In two new posts at the Health Affairs blog, I lift the fog of economic jargon to show ObamaCare’s preexisting-conditions provisions are reducing quality, are wildly unpopular with voters, and are indeed the law’s greatest political vulnerability:
Public opinion surveys show voters support ObamaCare’s preexisting conditions provisions by a two-to-one margin. If those provisions have the effect of reducing quality, however, that initial support flips to two-to-one opposition. The biggest shift is among Democrats, who swing from 82 percent in favor to 55 percent opposed. Voters turn against those provisions whether the erosion in quality comes in the form of less access to medical tests and treatments, longer waits for care, more surprise medical bills, or less access to top-rated treatment centers…
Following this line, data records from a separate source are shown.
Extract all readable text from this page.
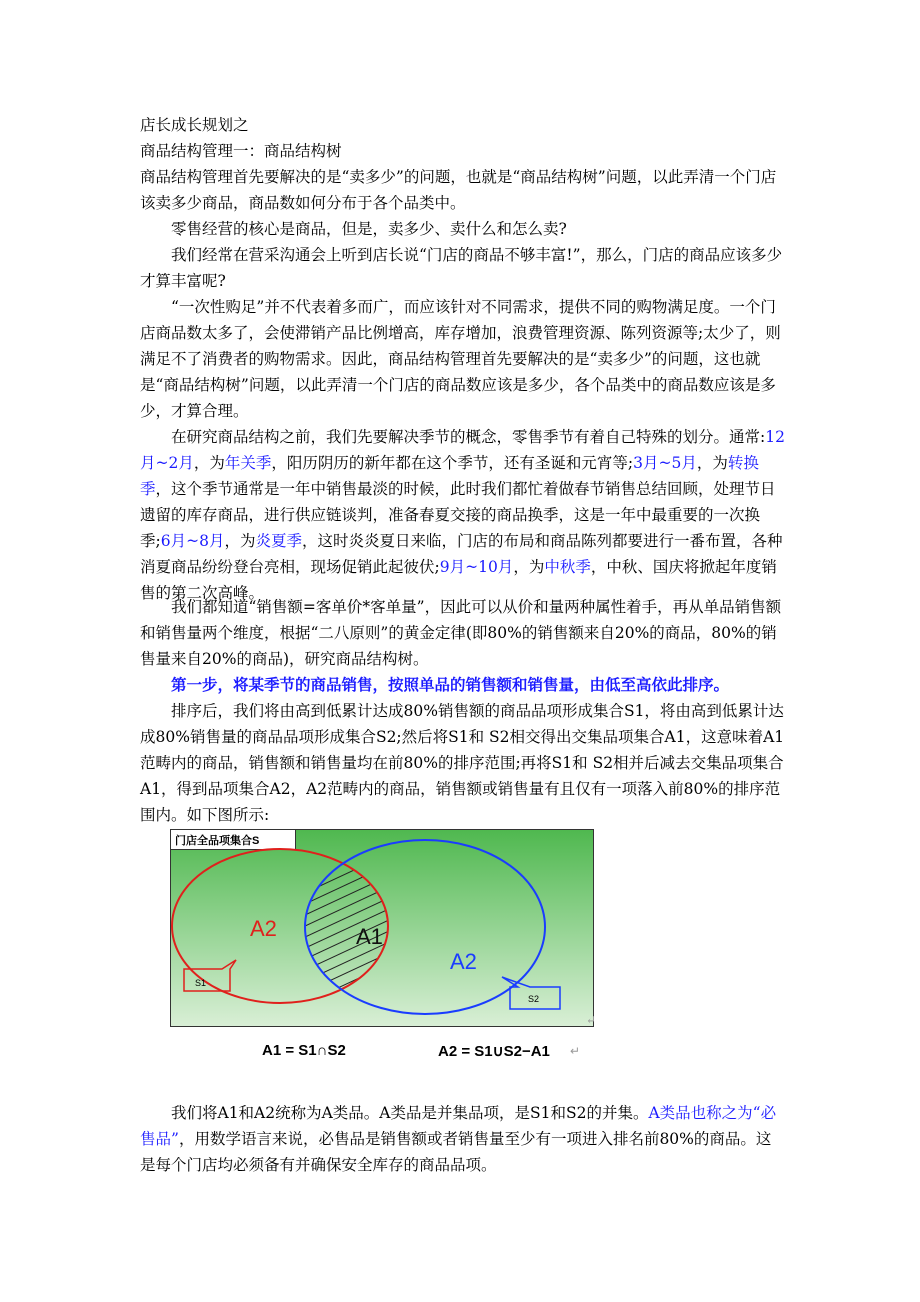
店长成长规划之

商品结构管理一：商品结构树

商品结构管理首先要解决的是“卖多少”的问题，也就是“商品结构树”问题，以此弄清一个门店该卖多少商品，商品数如何分布于各个品类中。

零售经营的核心是商品，但是，卖多少、卖什么和怎么卖?

我们经常在营采沟通会上听到店长说“门店的商品不够丰富!”，那么，门店的商品应该多少才算丰富呢?

“一次性购足”并不代表着多而广，而应该针对不同需求，提供不同的购物满足度。一个门店商品数太多了，会使滞销产品比例增高，库存增加，浪费管理资源、陈列资源等;太少了，则满足不了消费者的购物需求。因此，商品结构管理首先要解决的是“卖多少”的问题，这也就是“商品结构树”问题，以此弄清一个门店的商品数应该是多少，各个品类中的商品数应该是多少，才算合理。

在研究商品结构之前，我们先要解决季节的概念，零售季节有着自己特殊的划分。通常:12月~2月，为年关季，阳历阴历的新年都在这个季节，还有圣诞和元宵等;3月~5月，为转换季，这个季节通常是一年中销售最淡的时候，此时我们都忙着做春节销售总结回顾，处理节日遗留的库存商品，进行供应链谈判，准备春夏交接的商品换季，这是一年中最重要的一次换季;6月~8月，为炎夏季，这时炎炎夏日来临，门店的布局和商品陈列都要进行一番布置，各种消夏商品纷纷登台亮相，现场促销此起彼伏;9月~10月，为中秋季，中秋、国庆将掀起年度销售的第二次高峰。

我们都知道“销售额=客单价*客单量”，因此可以从价和量两种属性着手，再从单品销售额和销售量两个维度，根据“二八原则”的黄金定律(即80%的销售额来自20%的商品，80%的销售量来自20%的商品)，研究商品结构树。

第一步，将某季节的商品销售，按照单品的销售额和销售量，由低至高依此排序。

排序后，我们将由高到低累计达成80%销售额的商品品项形成集合S1，将由高到低累计达成80%销售量的商品品项形成集合S2;然后将S1和 S2相交得出交集品项集合A1，这意味着A1范畴内的商品，销售额和销售量均在前80%的排序范围;再将S1和 S2相并后减去交集品项集合A1，得到品项集合A2，A2范畴内的商品，销售额或销售量有且仅有一项落入前80%的排序范围内。如下图所示:

门店全品项集合S
A2	A1
A2
S1
S2
↵
A1 = S1∩S2	A2 = S1∪S2−A1 ↵

我们将A1和A2统称为A类品。A类品是并集品项，是S1和S2的并集。A类品也称之为“必售品”，用数学语言来说，必售品是销售额或者销售量至少有一项进入排名前80%的商品。这是每个门店均必须备有并确保安全库存的商品品项。
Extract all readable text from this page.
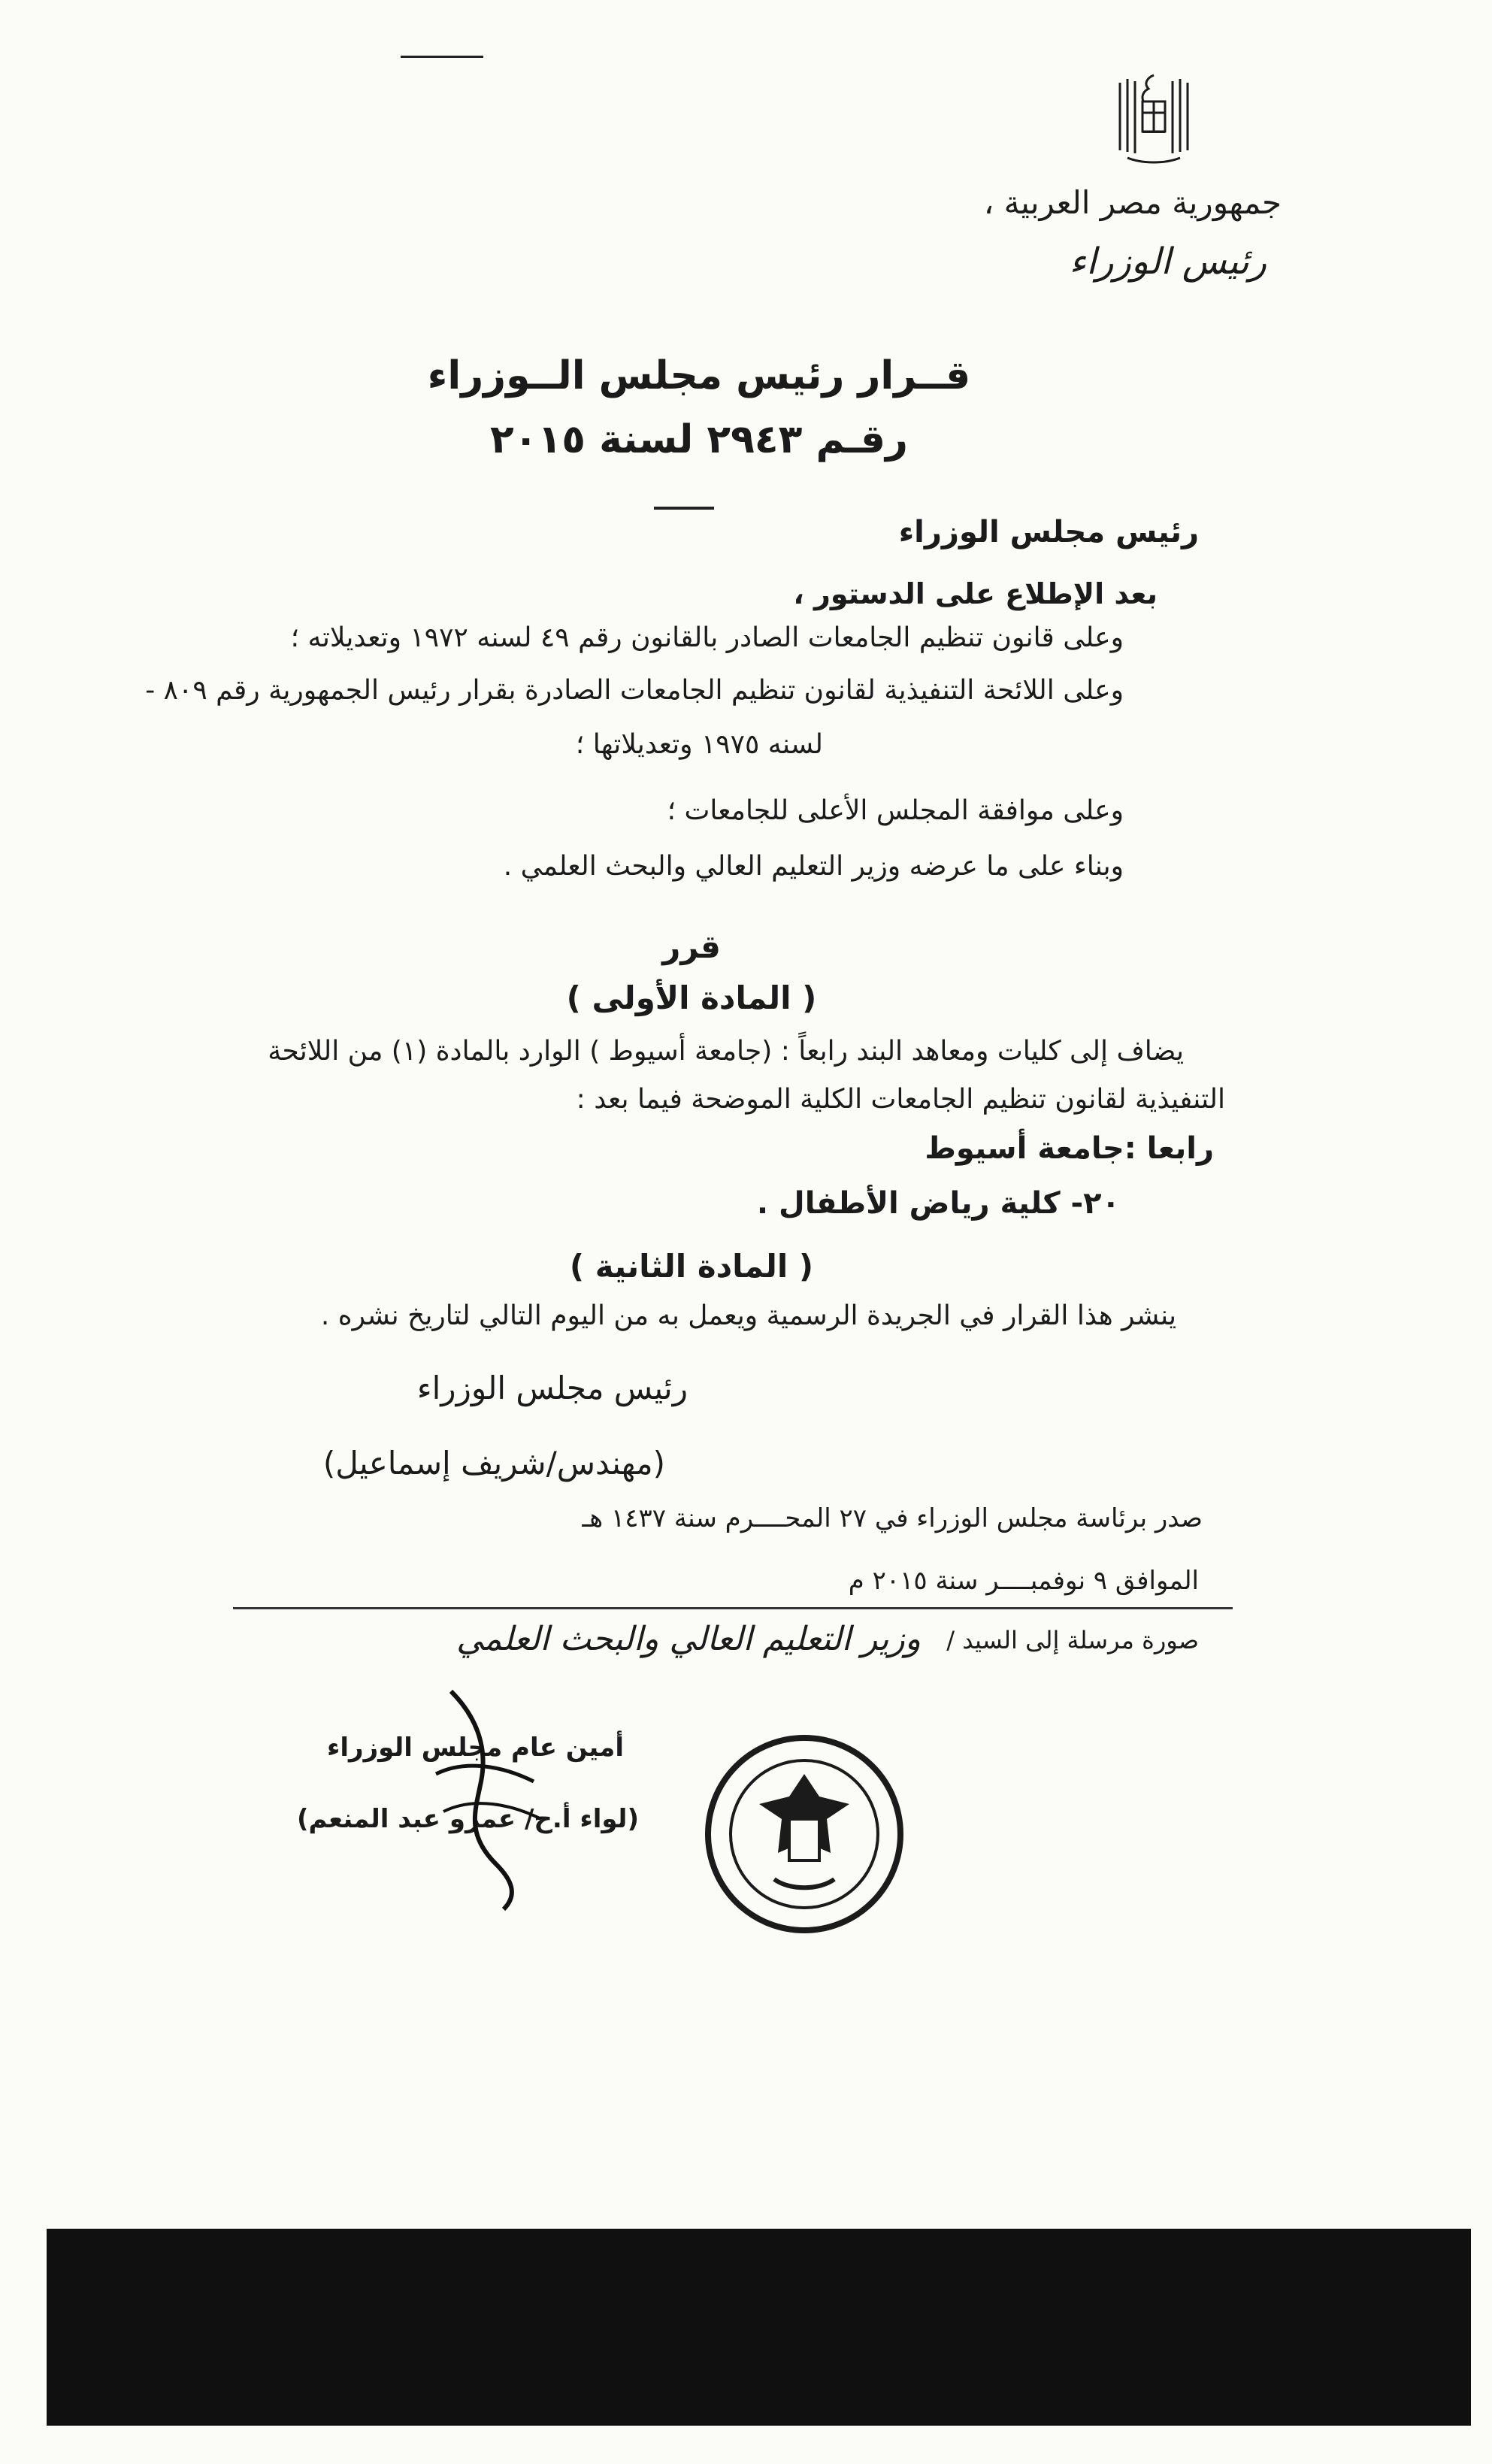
جمهورية مصر العربية ،
رئيس الوزراء
قــرار رئيس مجلس الــوزراء
رقـم ٢٩٤٣ لسنة ٢٠١٥
رئيس مجلس الوزراء
بعد الإطلاع على الدستور ،
وعلى قانون تنظيم الجامعات الصادر بالقانون رقم ٤٩ لسنه ١٩٧٢ وتعديلاته ؛
وعلى اللائحة التنفيذية لقانون تنظيم الجامعات الصادرة بقرار رئيس الجمهورية رقم ٨٠٩ -
لسنه ١٩٧٥ وتعديلاتها ؛
وعلى موافقة المجلس الأعلى للجامعات ؛
وبناء على ما عرضه وزير التعليم العالي والبحث العلمي .
قرر
( المادة الأولى )
يضاف إلى كليات ومعاهد البند رابعاً : (جامعة أسيوط ) الوارد بالمادة (١) من اللائحة
التنفيذية لقانون تنظيم الجامعات الكلية الموضحة فيما بعد :
رابعا :جامعة أسيوط
٢٠- كلية رياض الأطفال .
( المادة الثانية )
ينشر هذا القرار في الجريدة الرسمية ويعمل به من اليوم التالي لتاريخ نشره .
رئيس مجلس الوزراء
(مهندس/شريف إسماعيل)
صدر برئاسة مجلس الوزراء في ٢٧ المحــــرم سنة ١٤٣٧ هـ
الموافق ٩ نوفمبــــر سنة ٢٠١٥ م
صورة مرسلة إلى السيد /
وزير التعليم العالي والبحث العلمي
أمين عام مجلس الوزراء
(لواء أ.ح/ عمرو عبد المنعم)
In “Is ObamaCare Harming Quality? (Part 1),” I explain that new research shows that ObamaCare is not working how it is supposed to work in theory: the law’s preexisting conditions provisions create perverse incentives for insurers to reduce the quality of coverage; those provisions are reducing the quality of coverage relative to employer plans; and the erosion in quality is likely to accelerate in the future.
In “How To Ensure Quality Health Coverage (Part 2),” I explain why regulators cannot fix this problem, and why providing sick patients secure access to quality health care requires allowing consumers to purchase health plans not subject to ObamaCare’s preexisting conditions provisions.
Part 2 also explains how expanding the definition of “short-term” health insurance to include policies that include guaranteed-renewability riders, a change the Trump administration can make on its own via regulation, would free consumers from ObamaCare and pressure Democrats to come to the negotiating table.